One glorious day of cartwheels and back handsprings

Charlotte squares off against her nemesis - the balance beam. / Photo: Neale McDevitt
Charlotte squares off against her nemesis - the balance beam. / Photo: Neale McDevitt

By Neale McDevitt

My daughter Charlotte and I are watching the Olympics. She’s seven years old and a pretty good little gymnast and it’s the night before her Défi 3 – a simulated competition that gives kids her age a taste of the real thing. There are no medals, but there is plenty of judging, scoring and a pass/fail result at the end. I’m a 46-year-old ex-weightlifter 24 years removed from my last competition; the 1986 Commonwealth Games in Edinburgh, Scotland. Needless to say, we’re at opposite ends of our athletic careers.

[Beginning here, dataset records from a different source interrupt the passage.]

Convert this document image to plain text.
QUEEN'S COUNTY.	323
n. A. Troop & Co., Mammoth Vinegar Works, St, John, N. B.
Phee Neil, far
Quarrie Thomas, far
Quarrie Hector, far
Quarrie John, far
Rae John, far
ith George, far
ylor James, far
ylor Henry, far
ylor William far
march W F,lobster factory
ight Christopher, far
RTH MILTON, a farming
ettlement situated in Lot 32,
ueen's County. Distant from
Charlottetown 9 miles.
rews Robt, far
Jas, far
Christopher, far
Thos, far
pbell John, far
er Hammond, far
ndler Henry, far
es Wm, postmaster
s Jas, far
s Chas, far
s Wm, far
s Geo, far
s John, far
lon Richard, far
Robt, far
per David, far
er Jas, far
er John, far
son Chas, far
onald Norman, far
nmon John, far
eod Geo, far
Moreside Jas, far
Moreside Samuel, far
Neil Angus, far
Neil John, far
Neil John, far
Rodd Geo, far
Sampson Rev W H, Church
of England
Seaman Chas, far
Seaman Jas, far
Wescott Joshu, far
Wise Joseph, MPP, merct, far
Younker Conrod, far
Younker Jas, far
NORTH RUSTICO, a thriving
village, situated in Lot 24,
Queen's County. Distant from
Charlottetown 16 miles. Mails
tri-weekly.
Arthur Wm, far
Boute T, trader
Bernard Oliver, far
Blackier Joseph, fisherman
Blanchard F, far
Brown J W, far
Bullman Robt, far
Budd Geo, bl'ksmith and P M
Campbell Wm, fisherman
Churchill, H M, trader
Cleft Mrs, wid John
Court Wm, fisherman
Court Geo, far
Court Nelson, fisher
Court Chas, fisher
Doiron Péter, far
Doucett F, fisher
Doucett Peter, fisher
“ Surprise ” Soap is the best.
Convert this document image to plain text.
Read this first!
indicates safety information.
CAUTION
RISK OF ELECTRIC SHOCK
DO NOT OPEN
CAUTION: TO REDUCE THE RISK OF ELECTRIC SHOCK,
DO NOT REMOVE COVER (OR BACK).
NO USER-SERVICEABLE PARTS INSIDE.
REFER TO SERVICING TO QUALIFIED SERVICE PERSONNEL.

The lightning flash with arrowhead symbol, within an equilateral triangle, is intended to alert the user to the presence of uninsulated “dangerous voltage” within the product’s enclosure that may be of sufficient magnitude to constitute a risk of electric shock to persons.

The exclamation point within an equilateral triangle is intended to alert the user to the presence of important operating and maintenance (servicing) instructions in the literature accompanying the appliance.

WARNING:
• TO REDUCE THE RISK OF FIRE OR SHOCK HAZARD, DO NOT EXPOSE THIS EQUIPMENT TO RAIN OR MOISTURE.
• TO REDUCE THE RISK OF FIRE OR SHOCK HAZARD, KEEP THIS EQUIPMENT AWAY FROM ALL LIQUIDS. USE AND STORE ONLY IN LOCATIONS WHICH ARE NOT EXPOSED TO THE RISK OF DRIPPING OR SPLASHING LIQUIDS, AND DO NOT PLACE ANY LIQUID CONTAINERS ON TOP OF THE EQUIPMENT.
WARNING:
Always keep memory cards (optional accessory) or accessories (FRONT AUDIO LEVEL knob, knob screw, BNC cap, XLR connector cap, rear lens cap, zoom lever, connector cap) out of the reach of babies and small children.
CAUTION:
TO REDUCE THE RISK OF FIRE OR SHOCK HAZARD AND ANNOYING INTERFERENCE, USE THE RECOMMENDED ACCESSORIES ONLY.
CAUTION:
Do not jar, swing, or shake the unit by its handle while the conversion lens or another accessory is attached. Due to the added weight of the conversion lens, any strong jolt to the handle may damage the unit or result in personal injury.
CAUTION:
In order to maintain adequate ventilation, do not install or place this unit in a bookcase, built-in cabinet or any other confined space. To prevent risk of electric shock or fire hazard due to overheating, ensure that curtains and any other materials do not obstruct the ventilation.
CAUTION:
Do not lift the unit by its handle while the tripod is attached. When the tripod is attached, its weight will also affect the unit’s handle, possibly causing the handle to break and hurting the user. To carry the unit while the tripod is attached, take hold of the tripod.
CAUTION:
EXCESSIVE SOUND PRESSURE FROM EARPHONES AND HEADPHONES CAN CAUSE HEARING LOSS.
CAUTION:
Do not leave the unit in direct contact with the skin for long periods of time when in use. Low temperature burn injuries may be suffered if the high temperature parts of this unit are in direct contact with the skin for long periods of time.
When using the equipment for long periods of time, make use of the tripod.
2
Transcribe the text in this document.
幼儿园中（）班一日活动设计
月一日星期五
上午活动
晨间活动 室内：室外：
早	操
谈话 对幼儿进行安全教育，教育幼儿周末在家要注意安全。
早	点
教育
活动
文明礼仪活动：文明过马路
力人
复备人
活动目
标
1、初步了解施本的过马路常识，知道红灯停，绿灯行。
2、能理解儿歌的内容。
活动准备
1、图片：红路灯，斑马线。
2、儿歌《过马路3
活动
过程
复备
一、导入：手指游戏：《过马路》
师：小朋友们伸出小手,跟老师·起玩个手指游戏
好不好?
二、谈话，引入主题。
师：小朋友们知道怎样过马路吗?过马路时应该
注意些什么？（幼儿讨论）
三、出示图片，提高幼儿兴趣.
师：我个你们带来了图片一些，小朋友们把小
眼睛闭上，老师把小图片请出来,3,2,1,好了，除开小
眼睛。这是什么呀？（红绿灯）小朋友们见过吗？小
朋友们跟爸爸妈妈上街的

Charlotte has been on pins and needles for weeks in anticipation of her Défi 3. I’ve hovered in the shadows, trying to gauge her mood and stressing the importance of effort and attitude over outcome. “The only thing that matters is that you try your best and have fun,” I tell her, channeling every after-school TV special ever made.

As I surf from one Olympic channel to the next, we come upon a report about the imminent failure of Canada’s Own the Podium program. Clips of barrel-rolling bobsleighs, face-planting ski-cross racers and lead-footed speed skaters are accompanied by a sombre voiceover outlining Team Canada’s almost Keystone Kop-esque ability to snatch defeat from the jaws of victory. The segment ends with a tearful Melissa Hollingsworth sobbing, “I feel like I have let my entire country down,” after the Canadian slider finished fifth in the women’s skeleton – an event she was expected to win.

Charlotte doesn’t like this turn of events. While she picks favorites for every race – sometimes based on nationality, but just as often for a colourful outfit or an exotic name – she always blurts “Oh no!” when someone crashes and burns. Even at seven she knows the disappointment that comes with putting in long hours in the gym only to come up short on game day. “I just hope I make my tricks on beam tomorrow,” she says hesitantly.

I go upstairs and find the crinkled plastic bag that has held my sports medals for the past two decades. Charlotte stumbled upon the bag in an old trunk a few years back and has been using the medals ever since to decorate her army of stuffed animals for acts of bravery performed in imaginary games. Aside from those won at major national and international competitions, I can’t even remember the stories behind most of these artifacts.

At the bottom of the bag I find what I am looking for – a square velvety case, like those that hold engagement rings, only larger. Inside I find the heavy medallion, one side gleams with Edinburgh Castle in relief, the other with the words 1986 Commonwealth Games, Edinburgh, Scotland.

Charlotte loves this thing because it is heavy, it comes in a case and it has a castle on it. I hate it because it represents my lowest moment as an athlete in which, with bronze in my sights, I faltered and finished fifth. This is not a medal, just a commemorative memento that was handed out to everyone at the Games. A thanks-for-coming booby prize. A Participaction millstone.

Back downstairs I sit beside Charlotte and hand her the medallion. I talk about my failure at the Games, talk about the various reasons athletes don’t always achieve their goals, talk about the disappointment of being labeled a “tourist” along with every Canadian athlete who doesn’t do their best at a major event.

But I also tell her that going to the Commonwealth Games was one of the great experiences of my lifetime. I tell her about embarking upon this great adventure with my buddies; about meeting other athletes from around the world; about being pulled into pubs by friendly locals just because I was wearing a Canada tracksuit; and about the unforgettable thrill of parading into Meadowbank Stadium during the Opening Ceremonies to the deafening roar of 20,000 people. She smiles and tells me it sounds like I had fun.

“I got beat a lot more than I won,” I tell her truthfully. “But I always had fun.”

The next day at Charlotte’s Défi, everything goes well until she steps onto her nemesis, the beam. She misses most of her tricks and though she smiles stoically to mark routine’s end, I see her chin tremble. My heart sinks.

But as she sits down with her little teammates, they rally around her chatting and giggling like nothing bad has happened. And nothing bad has happened, just a couple of missteps here and there on a glorious day of cartwheels and back handsprings. Within minutes, she is back to her goofy self, tickling a teammate and dancing badly to the music being piped in overhead. I hope the song lasts forever.

Neale McDevitt is the Editor of the McGill Reporter.